India demanded consular access to Jadhav for the fourteenth time today but Pakistan foreign secretary said, "since this is a case of espionage, consular access can't be granted".
Pakistan has been steadfast in its view that Kulbhushan Jadhav is a 'spy'.
In fact, Sartaz Aziz, adviser to Pakistan prime minister Nawaz Sharif on foreign affairs, candidly asked in a press conference: "I would like to ask India why he (Jadhav) was using a fake identity and masquerading as a Muslim. Why would an innocent person possess two passports, one with a Hindu name and the other bearing a Muslim name? For this, India has no answer."
India, on the other hand, has been insisting that Kulbhushan Jadhav had a valid visa. VK Singh, minister of state in the ministry of external affairs, said: "If Kulbhushan Jadhav had a valid Indian visa, then how can he be a spy?"

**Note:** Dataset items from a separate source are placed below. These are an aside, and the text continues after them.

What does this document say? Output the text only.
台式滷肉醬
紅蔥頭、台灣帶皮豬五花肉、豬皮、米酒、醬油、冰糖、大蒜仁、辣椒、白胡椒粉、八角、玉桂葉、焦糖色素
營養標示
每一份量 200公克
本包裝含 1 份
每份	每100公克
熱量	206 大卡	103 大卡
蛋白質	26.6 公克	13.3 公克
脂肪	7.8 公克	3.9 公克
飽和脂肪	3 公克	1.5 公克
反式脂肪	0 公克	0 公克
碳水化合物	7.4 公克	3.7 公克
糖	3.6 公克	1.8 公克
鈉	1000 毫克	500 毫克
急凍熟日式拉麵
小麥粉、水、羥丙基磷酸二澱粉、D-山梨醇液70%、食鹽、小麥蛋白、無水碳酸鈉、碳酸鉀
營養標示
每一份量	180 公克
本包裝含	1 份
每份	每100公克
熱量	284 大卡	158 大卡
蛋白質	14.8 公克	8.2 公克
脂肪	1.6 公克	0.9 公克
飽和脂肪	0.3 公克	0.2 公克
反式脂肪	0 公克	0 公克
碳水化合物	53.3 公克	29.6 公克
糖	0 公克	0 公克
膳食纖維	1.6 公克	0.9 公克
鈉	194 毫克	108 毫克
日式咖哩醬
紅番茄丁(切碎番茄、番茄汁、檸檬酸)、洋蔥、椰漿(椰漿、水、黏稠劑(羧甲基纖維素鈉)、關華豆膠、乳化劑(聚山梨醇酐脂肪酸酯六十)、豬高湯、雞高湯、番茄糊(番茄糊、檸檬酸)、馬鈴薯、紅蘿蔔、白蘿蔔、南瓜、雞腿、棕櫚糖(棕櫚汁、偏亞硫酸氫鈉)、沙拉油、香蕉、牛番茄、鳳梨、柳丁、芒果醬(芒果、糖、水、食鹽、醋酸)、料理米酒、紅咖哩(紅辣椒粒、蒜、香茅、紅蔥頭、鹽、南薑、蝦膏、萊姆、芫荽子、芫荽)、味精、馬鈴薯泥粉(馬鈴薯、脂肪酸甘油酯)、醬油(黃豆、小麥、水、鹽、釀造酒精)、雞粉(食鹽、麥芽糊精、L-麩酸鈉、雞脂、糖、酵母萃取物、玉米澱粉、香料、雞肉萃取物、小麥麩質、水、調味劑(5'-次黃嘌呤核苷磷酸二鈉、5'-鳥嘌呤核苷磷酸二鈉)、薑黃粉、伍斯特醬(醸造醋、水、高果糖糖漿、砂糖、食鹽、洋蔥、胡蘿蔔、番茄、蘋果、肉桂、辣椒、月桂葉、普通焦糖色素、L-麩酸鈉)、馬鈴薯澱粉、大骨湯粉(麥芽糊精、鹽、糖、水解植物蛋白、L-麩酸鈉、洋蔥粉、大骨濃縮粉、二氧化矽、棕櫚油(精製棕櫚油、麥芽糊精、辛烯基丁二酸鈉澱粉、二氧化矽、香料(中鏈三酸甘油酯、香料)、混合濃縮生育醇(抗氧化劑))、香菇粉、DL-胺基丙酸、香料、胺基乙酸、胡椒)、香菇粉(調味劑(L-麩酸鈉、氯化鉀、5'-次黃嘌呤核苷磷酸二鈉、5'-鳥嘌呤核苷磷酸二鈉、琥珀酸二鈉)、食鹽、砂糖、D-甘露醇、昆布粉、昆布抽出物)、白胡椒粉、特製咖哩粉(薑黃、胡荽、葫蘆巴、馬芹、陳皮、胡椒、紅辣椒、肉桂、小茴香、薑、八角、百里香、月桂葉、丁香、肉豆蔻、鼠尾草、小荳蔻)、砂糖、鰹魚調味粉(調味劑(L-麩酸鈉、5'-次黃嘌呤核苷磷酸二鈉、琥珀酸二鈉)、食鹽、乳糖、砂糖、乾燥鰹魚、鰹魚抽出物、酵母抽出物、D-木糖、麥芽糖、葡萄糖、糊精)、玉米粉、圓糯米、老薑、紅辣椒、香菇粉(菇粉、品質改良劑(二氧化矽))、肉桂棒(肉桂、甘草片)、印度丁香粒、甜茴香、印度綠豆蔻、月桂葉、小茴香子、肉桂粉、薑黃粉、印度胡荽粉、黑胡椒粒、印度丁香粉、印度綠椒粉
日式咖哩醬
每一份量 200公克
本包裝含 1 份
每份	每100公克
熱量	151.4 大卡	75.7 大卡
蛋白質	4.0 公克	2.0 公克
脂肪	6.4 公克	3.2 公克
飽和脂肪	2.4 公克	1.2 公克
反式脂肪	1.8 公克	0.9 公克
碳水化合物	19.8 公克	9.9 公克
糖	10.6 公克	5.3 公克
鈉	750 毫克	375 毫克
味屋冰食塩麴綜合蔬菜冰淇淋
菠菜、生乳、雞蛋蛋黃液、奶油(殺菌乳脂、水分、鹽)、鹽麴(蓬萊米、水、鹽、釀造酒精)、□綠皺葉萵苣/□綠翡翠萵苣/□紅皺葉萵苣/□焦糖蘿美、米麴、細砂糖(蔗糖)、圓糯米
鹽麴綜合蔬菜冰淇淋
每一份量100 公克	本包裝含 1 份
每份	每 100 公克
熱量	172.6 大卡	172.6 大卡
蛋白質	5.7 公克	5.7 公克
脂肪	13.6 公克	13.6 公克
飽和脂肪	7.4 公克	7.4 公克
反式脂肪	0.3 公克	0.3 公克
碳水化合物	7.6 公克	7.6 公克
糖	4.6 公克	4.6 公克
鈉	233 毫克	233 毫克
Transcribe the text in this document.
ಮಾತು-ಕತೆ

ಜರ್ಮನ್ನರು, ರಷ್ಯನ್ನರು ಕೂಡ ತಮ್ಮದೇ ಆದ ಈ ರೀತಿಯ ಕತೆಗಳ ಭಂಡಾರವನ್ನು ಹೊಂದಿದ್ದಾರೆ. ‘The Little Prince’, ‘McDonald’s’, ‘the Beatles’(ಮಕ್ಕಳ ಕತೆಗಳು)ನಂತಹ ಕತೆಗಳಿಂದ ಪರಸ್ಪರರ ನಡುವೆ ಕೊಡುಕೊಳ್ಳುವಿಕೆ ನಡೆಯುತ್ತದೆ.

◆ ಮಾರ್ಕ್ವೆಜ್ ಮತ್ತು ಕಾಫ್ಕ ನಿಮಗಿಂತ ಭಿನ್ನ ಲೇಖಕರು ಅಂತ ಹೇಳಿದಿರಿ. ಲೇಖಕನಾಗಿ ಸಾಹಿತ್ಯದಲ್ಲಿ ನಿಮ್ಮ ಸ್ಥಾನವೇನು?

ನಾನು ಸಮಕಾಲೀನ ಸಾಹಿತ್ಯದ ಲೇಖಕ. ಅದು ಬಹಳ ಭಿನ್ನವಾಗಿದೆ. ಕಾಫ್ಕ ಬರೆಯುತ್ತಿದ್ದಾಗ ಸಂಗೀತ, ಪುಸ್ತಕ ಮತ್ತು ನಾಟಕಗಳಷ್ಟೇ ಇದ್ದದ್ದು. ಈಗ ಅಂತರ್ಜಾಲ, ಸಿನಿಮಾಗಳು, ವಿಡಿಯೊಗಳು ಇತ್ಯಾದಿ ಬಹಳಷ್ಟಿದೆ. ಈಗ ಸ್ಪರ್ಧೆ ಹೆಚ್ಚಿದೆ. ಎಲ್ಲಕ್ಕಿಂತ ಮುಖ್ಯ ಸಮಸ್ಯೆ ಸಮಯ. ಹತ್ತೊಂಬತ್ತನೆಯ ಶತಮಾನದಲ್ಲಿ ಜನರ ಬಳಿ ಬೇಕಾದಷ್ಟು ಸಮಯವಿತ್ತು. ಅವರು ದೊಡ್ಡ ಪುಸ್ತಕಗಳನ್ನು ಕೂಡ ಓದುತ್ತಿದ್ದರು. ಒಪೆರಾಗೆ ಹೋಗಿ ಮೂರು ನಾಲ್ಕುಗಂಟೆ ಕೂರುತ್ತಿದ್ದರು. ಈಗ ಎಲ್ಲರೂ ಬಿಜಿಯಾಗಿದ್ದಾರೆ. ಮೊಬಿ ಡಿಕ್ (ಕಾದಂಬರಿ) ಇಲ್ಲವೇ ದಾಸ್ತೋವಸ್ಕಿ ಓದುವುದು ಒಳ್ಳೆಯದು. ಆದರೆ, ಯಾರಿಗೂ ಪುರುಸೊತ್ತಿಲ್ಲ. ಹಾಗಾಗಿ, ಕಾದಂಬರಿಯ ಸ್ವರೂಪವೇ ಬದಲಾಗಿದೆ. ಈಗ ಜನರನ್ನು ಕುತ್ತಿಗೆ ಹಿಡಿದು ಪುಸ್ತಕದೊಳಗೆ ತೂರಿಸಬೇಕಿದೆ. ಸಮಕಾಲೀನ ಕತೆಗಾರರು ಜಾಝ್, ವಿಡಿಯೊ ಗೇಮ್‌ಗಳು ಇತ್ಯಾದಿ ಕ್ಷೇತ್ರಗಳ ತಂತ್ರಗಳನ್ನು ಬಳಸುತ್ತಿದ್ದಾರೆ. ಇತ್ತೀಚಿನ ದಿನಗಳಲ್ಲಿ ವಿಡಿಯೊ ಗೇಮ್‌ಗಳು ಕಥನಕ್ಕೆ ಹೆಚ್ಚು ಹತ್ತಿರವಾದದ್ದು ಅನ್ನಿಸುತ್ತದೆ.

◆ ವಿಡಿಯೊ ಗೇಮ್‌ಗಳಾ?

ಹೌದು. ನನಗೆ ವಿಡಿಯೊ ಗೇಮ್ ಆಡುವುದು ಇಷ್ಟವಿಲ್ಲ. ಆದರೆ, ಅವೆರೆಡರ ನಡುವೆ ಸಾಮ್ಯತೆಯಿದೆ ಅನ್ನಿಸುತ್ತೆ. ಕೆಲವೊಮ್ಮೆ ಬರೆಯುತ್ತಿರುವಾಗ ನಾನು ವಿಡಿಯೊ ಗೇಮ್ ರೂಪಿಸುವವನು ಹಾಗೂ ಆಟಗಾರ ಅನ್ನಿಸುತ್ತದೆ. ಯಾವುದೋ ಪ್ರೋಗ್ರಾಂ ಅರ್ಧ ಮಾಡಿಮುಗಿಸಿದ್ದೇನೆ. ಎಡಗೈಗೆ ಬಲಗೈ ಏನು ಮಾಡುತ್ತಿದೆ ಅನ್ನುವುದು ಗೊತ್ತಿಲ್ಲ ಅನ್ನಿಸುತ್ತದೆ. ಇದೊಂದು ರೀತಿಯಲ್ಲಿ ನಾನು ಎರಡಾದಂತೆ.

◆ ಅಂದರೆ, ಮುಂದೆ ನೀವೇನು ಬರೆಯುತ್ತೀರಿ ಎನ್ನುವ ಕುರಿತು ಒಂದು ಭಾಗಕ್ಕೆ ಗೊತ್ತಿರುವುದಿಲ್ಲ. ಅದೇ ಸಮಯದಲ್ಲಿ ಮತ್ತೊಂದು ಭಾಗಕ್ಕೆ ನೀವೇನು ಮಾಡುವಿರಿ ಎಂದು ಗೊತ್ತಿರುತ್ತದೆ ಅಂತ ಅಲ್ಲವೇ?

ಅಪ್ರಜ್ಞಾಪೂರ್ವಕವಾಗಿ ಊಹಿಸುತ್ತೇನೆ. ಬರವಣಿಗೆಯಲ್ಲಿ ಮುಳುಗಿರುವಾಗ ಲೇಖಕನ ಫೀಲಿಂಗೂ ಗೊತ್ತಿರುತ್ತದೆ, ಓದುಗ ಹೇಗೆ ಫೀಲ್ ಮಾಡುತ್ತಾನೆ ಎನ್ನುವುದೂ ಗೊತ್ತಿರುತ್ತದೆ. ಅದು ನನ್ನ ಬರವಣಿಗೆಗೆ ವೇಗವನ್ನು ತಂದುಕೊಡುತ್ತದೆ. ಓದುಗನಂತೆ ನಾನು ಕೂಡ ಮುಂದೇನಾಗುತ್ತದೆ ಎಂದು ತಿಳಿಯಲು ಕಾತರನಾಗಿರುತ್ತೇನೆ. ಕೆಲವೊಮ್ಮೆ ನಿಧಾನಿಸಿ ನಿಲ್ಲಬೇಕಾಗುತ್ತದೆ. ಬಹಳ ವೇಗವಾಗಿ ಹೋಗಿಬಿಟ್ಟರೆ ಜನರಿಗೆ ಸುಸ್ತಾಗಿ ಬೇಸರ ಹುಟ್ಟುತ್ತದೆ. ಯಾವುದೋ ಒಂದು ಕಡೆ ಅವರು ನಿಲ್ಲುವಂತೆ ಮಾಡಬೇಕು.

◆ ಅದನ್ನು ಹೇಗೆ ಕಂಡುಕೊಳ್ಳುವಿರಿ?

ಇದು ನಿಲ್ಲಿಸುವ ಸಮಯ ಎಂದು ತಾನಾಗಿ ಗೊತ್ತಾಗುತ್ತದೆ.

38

India's envoy conveyed to Pakistan that it will appeal the death sentence order and is currently poring over the Pakistan Army Act.
But Aziz later clarified that the 46-year-old convict will not be executed anytime soon as he has the right to appeal the military court's verdict. And if that doesn't suffice, he can file a clemency plea to the army chief.
The adviser further blamed India for ratcheting up tensions between the two countries.
Reacting to New Delhi's labelling of Jadhav's death sentence as "premeditated murder", the senior diplomat said the statement would only escalate matters and serve "no useful purpose".
The adviser also said Jadhav was represented by "a qualified legal officer" in his defence and that his confessional statement was recorded before a magistrate.
Meanwhile, the Lahore High Court Bar Association has threatened lawyers from taking up Jadhav's case, Rediff reported.
"The LHBA has unanimously decided to cancel the membership of any lawyer who offers his services to Indian spy Kulbhushan Jadhav," Lahore High Court Bar Association Secretary-General Amer Saeed Raan said.
"India has declared Jadhav its son and is putting pressure on the Pakistani government for his release. We demand that the Indian spy who is involved in playing with lives of Pakistanis should not be spared and the government (should) ensure his hanging," he said.
Jadhav was arrested by Pakistan in March, 2016, for trying to "destabilise" Pakistan and wage a war in the country. But India has denied that he is a spy and say he is a former naval officer but with no links with the government anymore.
The military court's verdict has further wracked the already-febrile bilateral relations between the two south Asian nations.
While Pakistan has stuck to its stance of Jadhav being involved in "espionage" activities, India has warned of severe consequences if he is executed.